A few hours later, one needle in and several syringes and infusions later it was all over without incident and I was sent to the cashier and pharmacy.

So now I am back at the apartment, kept going by the anti side effect meds which are infused before the chemo, though a bit fuzzy headed as usual (yes, I know, nothing to do with chemo!!)  I have to go back for another needle tomorrow and then just to ride the side effect storm.

In the meantime, I am a bit like a child let loose in a sweetie shop because of the internet access.  I don’t know which site to access first and lurch from site to site, tempted as if they were my favourite sweets!  And I am taking full advantage while I am feeling ok-ish and while I can!

It’s that time again………..

Stomach churning, fear, dread, hope, insomnia – and arrival in Bangkok ……………….  it must be the night before chemo!

In fact it is the night before my next appointment with Dr W2 – and if all is fine, then chemo 6 should go ahead.  So it probably will be the night before chemo, but I can not be sure.  I hope it does go ahead and we can move forwards towards the end of chemo, but I have to be honest and say that a part of me also illogically hopes for a reprieve. 

I have one distraction which is helping – a huge internet, Facebook, blog and email backlog caused by the disruption to internet back at home. 

So as the sun sets on a sultry Saturday evening in Bangkok I will try and catch up a bit with the outside world, and avoid thinking about tomorrow.  Denial is a wonderful thing!

Faulty thermostat and microwave menopause

I was woken this morning by the phone ringing.  To be honest, I had woken before then a couple of times, and been too tired to get up so fallen asleep again.  When the phone rang I was shocked to realise that I had slept for nearly 12 hours!

I had slept pretty well, apart from some very busy dreams (including a wander across the Mongolian steppe!).  For once I even had hardly any lying awake time, worrying about big, scary cancer things and composing wonderful witty lines for my blog (which have always disappeared by morning).  In fact the only thing which really troubled me last night was a faulty thermostat, which seemed to be more erratic than usual. 

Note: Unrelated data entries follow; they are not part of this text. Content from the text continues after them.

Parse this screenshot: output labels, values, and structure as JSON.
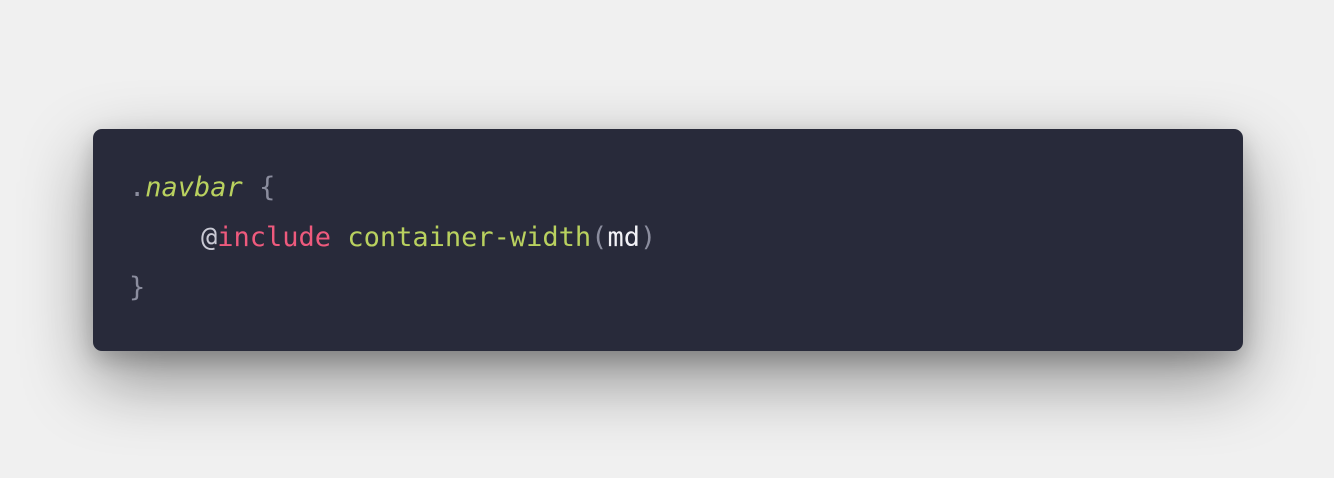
{
  "code_block": {
    "language": "scss",
    "colors": {
      "background": "#282a3a",
      "page_background": "#f0f0f0",
      "punctuation": "#8b8d9e",
      "selector": "#b9d15f",
      "keyword": "#ee5a7d",
      "function": "#b9d15f",
      "argument": "#f2f2f7"
    },
    "lines": [
      {
        "dot": ".",
        "selector": "navbar",
        "space": " ",
        "open_brace": "{"
      },
      {
        "at": "@",
        "keyword": "include",
        "space": " ",
        "function": "container-width",
        "open_paren": "(",
        "argument": "md",
        "close_paren": ")"
      },
      {
        "close_brace": "}"
      }
    ]
  }
}
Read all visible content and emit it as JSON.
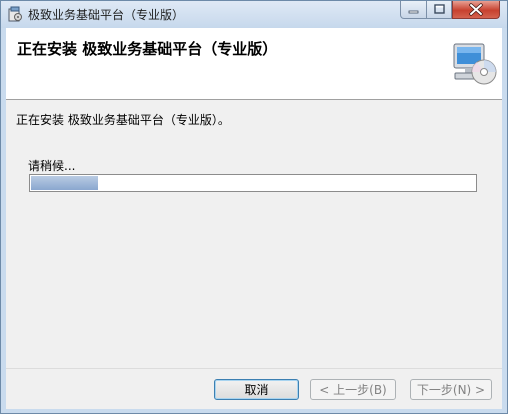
{
  "window": {
    "title": "极致业务基础平台（专业版）",
    "controls": {
      "minimize_icon": "minimize-icon",
      "maximize_icon": "maximize-icon",
      "close_icon": "close-icon"
    }
  },
  "header": {
    "title": "正在安装 极致业务基础平台（专业版）",
    "graphic_icon": "computer-cd-icon"
  },
  "content": {
    "status_message": "正在安装 极致业务基础平台（专业版）。",
    "wait_label": "请稍候...",
    "progress": {
      "fraction": 0.03
    }
  },
  "footer": {
    "cancel_label": "取消",
    "back_label": "< 上一步(B)",
    "next_label": "下一步(N) >"
  },
  "colors": {
    "progress_fill": "#8aa7cf",
    "close_button": "#c7412f",
    "disabled_text": "#838383"
  }
}
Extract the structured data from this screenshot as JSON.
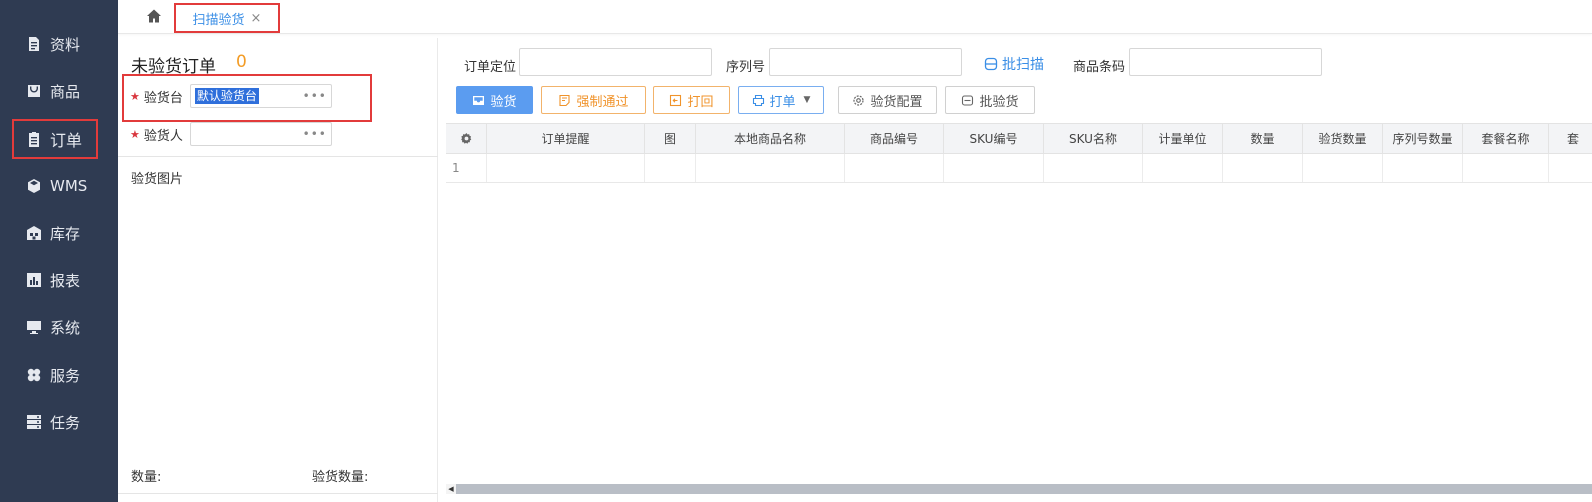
{
  "sidebar": {
    "items": [
      {
        "label": "资料",
        "icon": "document-icon"
      },
      {
        "label": "商品",
        "icon": "bag-icon"
      },
      {
        "label": "订单",
        "icon": "clipboard-icon",
        "active": true
      },
      {
        "label": "WMS",
        "icon": "cube-icon"
      },
      {
        "label": "库存",
        "icon": "warehouse-icon"
      },
      {
        "label": "报表",
        "icon": "bar-chart-icon"
      },
      {
        "label": "系统",
        "icon": "monitor-icon"
      },
      {
        "label": "服务",
        "icon": "clover-icon"
      },
      {
        "label": "任务",
        "icon": "server-icon"
      }
    ]
  },
  "tabbar": {
    "home_icon": "home-icon",
    "tab_label": "扫描验货",
    "tab_close": "×"
  },
  "left_panel": {
    "title": "未验货订单",
    "count": "0",
    "station_label": "验货台",
    "station_value": "默认验货台",
    "inspector_label": "验货人",
    "inspector_value": "",
    "lookup_dots": "•••",
    "images_title": "验货图片",
    "footer_qty_label": "数量:",
    "footer_checked_label": "验货数量:"
  },
  "search": {
    "order_label": "订单定位",
    "serial_label": "序列号",
    "batch_scan": "批扫描",
    "barcode_label": "商品条码"
  },
  "toolbar": {
    "inspect": "验货",
    "force_pass": "强制通过",
    "return": "打回",
    "print": "打单",
    "config": "验货配置",
    "batch_inspect": "批验货"
  },
  "grid": {
    "columns": [
      "订单提醒",
      "图",
      "本地商品名称",
      "商品编号",
      "SKU编号",
      "SKU名称",
      "计量单位",
      "数量",
      "验货数量",
      "序列号数量",
      "套餐名称",
      "套"
    ],
    "rows": [
      {
        "num": "1"
      }
    ]
  },
  "colors": {
    "sidebar_bg": "#2f3b52",
    "accent_blue": "#3a8ee6",
    "primary_btn": "#5b9cf0",
    "warn_orange": "#f0932b",
    "highlight_red": "#e23b3b"
  }
}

One of the side effects of chemo which I have not really mentioned is the “sweaty head” one.  Charming!  Chemo forces a kind of “microwave menopause” – in other words, menopause with all its symptoms in a matter of days/weeks instead of over a gentle timescale.  If you read any of the breast cancer websites and forums, you will see much reference under the discussions on chemo treatment about this.  (http://www.breastcancer.org/community/ and http://www.breastcancercare.org.uk/forum/ ).  It amuses me that in the US women discuss their “hot flashes” and in the UK their “hot flushes” along with all of our other chemo delights. Perhaps one day I will study the etymology of the flush versus the flash but that is not for now. The particularly gross thing about this is that manifests itself in the form of very sweaty scalps in us bald women.  Yuck!  So this means that I usually wake several times in the night, throw off the sheet covering me and pat my scalp with a small hand towel beside the pillow, especially for the purpose and try and get back to sleep.

There is another factor to add in.  Now that I have 5 chemo sessions under my belt, my system is pretty weakened and I am becoming progressively more anaemic.  This has the effect of making me more sensitive to cold.  So you can imagine the fun I have, lurching between a hot head sweat flush, throwing off the bed sheet and then drifting off to sleep.  Only to wake up shivering with cold and retrieving the sheet, and pulling it over my head to try and keep me warm!! 

My thermostat is well and truly faulty and struggling to cope with the temperature variances of chemo and microwave menopause – yet somehow I still managed to sleep for 12 hours!  Now I think it must be time for my morning nap!